Zwar bin ich weder generell anglophob (ich mag den Humor, die Herrenmode, die Beatles und Fish&Chips, auch in Zeitungspapier und mit grünen Tiefkühlerbsen) noch aus Prinzip ein Verächter traditioneller englischer Düfte (Eucris, Elite und Imperial Lime mag ich zum Beispiel sehr), aber mit dem very british Herrenduftsound tue ich mich zugegebenermaßen oft schwer.
Insbesondere scheint es mir (jedenfalls bislang) so, als könnten die Angeln und Sachsen kein Cologne. Jedenfalls keines im kontinentalen Sinn, wie es von Madrid über Paris, Köln und Prag bis Istanbul verstanden wird. Keins, das hell kristallin klingend, zitrisch prickelnd und kühlend daherkommt. Vielleicht will man das auf der verregneten Insel auch nicht? Vielleicht soll es da muffig-kuschelig sein, wärmend wie ein gut eingeschwitztes Tweedjacket in der feuchten Herbstluft bei der Fuchsjagd? Wer weiß. Das einzige englische Kontinentalköln, das ich kenne, Eau de Cologne von Penhaligons, ist vielleicht nicht zufällig schon zum zweiten Mal discontinued.
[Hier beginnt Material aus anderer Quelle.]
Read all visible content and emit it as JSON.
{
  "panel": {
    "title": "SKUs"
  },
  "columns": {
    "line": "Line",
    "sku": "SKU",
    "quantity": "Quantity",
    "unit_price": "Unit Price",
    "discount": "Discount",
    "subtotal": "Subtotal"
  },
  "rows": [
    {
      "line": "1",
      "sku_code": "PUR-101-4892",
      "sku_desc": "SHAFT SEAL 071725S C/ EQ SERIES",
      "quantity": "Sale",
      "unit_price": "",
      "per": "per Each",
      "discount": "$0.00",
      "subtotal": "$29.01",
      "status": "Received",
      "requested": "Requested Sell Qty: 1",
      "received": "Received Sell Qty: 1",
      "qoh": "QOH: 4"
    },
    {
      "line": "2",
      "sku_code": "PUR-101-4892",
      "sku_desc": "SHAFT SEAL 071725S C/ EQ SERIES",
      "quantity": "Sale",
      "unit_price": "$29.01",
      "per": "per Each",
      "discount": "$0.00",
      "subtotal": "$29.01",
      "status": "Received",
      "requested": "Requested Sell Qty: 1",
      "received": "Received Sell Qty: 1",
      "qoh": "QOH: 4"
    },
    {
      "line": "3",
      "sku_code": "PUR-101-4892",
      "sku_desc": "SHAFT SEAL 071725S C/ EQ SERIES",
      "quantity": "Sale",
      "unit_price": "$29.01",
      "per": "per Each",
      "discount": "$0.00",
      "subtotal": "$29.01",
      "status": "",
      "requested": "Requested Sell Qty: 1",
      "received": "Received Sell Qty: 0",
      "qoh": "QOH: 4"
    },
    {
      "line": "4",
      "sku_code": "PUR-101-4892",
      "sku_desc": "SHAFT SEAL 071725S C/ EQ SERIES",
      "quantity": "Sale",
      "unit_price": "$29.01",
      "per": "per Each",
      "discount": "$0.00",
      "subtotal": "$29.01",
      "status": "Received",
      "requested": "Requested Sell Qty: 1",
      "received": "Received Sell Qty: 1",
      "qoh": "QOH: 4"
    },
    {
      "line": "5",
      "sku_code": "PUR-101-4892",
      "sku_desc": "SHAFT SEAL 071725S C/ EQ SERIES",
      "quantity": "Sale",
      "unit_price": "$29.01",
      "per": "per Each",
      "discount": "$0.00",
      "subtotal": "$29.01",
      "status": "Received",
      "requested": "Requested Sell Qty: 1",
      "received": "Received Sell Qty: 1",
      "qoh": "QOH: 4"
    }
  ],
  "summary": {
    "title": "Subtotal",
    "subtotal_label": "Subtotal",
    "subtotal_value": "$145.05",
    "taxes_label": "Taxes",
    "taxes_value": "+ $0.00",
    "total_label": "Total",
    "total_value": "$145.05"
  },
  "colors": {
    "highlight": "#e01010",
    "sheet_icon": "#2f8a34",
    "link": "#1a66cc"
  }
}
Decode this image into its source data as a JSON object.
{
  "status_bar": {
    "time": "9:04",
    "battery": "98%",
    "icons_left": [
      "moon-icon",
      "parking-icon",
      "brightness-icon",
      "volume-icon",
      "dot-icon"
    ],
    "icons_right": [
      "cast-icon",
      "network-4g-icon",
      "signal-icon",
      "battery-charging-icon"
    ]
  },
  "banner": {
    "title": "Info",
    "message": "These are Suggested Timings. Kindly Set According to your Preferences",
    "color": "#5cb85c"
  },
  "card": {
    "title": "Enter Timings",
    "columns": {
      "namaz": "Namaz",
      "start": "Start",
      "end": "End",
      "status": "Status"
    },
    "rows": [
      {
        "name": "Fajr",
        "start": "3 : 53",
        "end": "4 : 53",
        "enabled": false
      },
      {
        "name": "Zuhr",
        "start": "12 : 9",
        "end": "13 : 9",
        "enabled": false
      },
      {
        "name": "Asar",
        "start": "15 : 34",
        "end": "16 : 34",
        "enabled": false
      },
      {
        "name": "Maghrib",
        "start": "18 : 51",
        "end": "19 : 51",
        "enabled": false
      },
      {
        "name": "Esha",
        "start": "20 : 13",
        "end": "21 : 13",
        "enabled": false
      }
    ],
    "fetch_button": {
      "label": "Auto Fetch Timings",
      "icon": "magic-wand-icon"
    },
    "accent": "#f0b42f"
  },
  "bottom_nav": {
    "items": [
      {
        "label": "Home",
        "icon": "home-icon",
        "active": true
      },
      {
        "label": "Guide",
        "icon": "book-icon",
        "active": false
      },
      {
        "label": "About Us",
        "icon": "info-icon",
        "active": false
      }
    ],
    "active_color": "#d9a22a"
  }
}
Wellington, benannt nach Arthur Wellesley, dem 1. Duke of Wellington, gradioser Feldherr und mit Blücher Sieger über Napoleon bei Waterloo, beginnt mit einer etwa fünfminütigen Kopfnote, die das gesamte frische Duftnotenspektrum eines traditionellen Farina-Colognes auf engstem Raum zusammengedrängt persifliert. Obgleich alles da ist (außer dem Lavendel), Bergamotte, Zitrone, Neroli, Rosmarin, sogar Orange, hebt das Ding aber sogar in diesen ersten fünf Minuten nicht frischwärts ab. Denn einerseits kriegt man das Cologne-Bild nie richtig scharfgestellt: Es ist wie ein Doppelsehen, wie ein schlingernder Halo, der den Eindruck mal ins Seifige und mal schrill ins Scheuerpulverhafte verrutschen lässt.
Andererseits ist da schon in dieser Frühphase neben den fünf Sechsteln Farina auch ein Sechstel einer obskuren, cremigbraunen, glucksend-schwülen und ölig-saugenden Össeligkeit präsent, hinsichtlich derer ich gleich irgendwelches Blumen-, womöglich Rosengedöns (das für meine beschränkt-horizontierten Begriffe in einem Cologne nichts zu suchen hat) im Verdacht hatte. Das hat ein Blick in die Duftpyramide bestätigt. Nach etwa zehn Minuten ist diese muffelige, die Grenze des Latrinalen streifende britische Aberration auf zwei Drittel angeschwollen. Die Herznote dieses Duftes könnte ich ermorden, egal ob mit dagger, candlestick, rope, revolver oder was Cluedo sonst noch bietet. Wenn Blenheim Bouquet, das mir nicht besonders gefallen hat, dessen Dufteindruck ich aber bereits verdrängt habe, frei davon ist, gefällt es mir jedenfalls besser.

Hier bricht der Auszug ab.